Community ambassadors trained to assess wildfire risk for Big Island property owners
The Hawai‘i Wildfire Management Organization is providing training to “community ambassadors” about how to conduct wildfire risk assessments for Big Island property owners.
These are not your typical home assessors who determine the value of your place, but specially trained people who will conduct free reviews of how safe a property and its structures are from the threat of wildfires.
The first year of the home ignition zone home assessor training was prompted by a request from one of the Firewise communities in Hawai‘i.
Nani Barretto, co-executive director of the Hawai‘i Wildfire Management Organization, said: “We currently have 15 Firewise communities. I mentioned the idea and they all said if there was funding to support home assessments we would love to provide our community and neighbors the education to do wildfire home risk assessments. This first year is our pilot.”
Firewise USA is a nationwide program of the National Fire Protection Association, with communities in 37 states. Some, like California, have dozens of communities in the program, and some have only one.
Hawai‘i has three more communities currently going through the Firewise recognition process.
“It’s catching on, it’s spreading,” Barretto said. “The Kaua‘i Fire Department is participating in the assessor training, and they’re hoping to mobilize and inspire communities on that island to become Firewise.”
Mike Walker, the State Protection Forester for the state Division of Forestry and Wildlife, which has primary responsibility for wildland fire suppression on state forest lands, said: “Many of the wildfire ignitions we see occur in what we call the WUI: the wildland/urban interface.

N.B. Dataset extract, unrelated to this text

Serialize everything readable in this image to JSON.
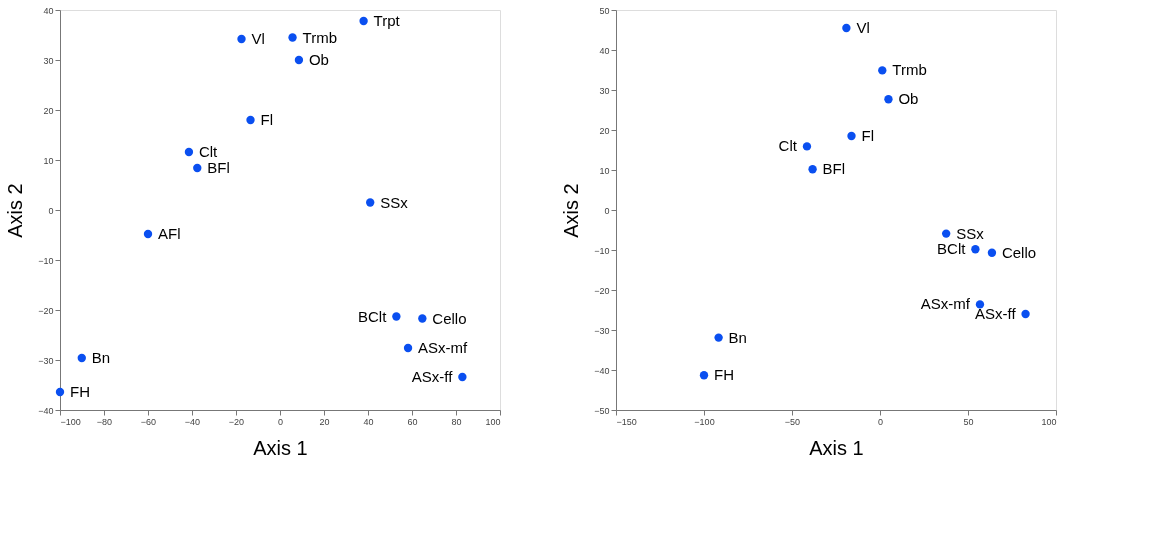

Nearly 99% of these ignitions are human caused; be it from a welder, parking a car over dry grass or an intentional ignition like arson.
“When we want to protect our forests from fire, we also really want to protect our communities from fires, too. When ignitions happen in a WUI, these are the people most affected, so we really want to help the community as much as we want to help the forest.”
You can’t miss that the Pu‘ukapu Homestead community on the lower, north flank of Mauna Kea is a Firewise USA community. A pair of signs, when you turn in off Mana Road, announce its participation.
In August 2021, the massive Mana Road wildfire burned down two structures here. On Friday, soon-to-become home assessors practiced what they’d learned during classroom instruction on Thursday at a Pu‘ukapu home.
In teams, they circled the house noting things like defensible space, home construction type and nearby ignition sources. For this home, Walker noted it’s metal roof: “That’s a real fire-resistant roof. She’s got a nice concrete slab around the home, which is a good thing and keeping the grass, that zero-to-five-foot zone, is important to keep any flammable material away from the house.”
Over the next two years, the assessors will concentrate their efforts in designated Firewise communities. Awards and grants from the U.S. Forest Service and Coalitions and Collaboratives are providing information, technical and financial support to community ambassadors to conduct 390 individual home assessments.
“After that, if there is demand and we have all these assessors willing to continue, we will open it up to residents in surrounding communities,” Barretto said. “Sometimes that’s the only inspiration required for a resident to hook up with another neighbor and say, ʻHey, there’s a program called Firewiseʻ.”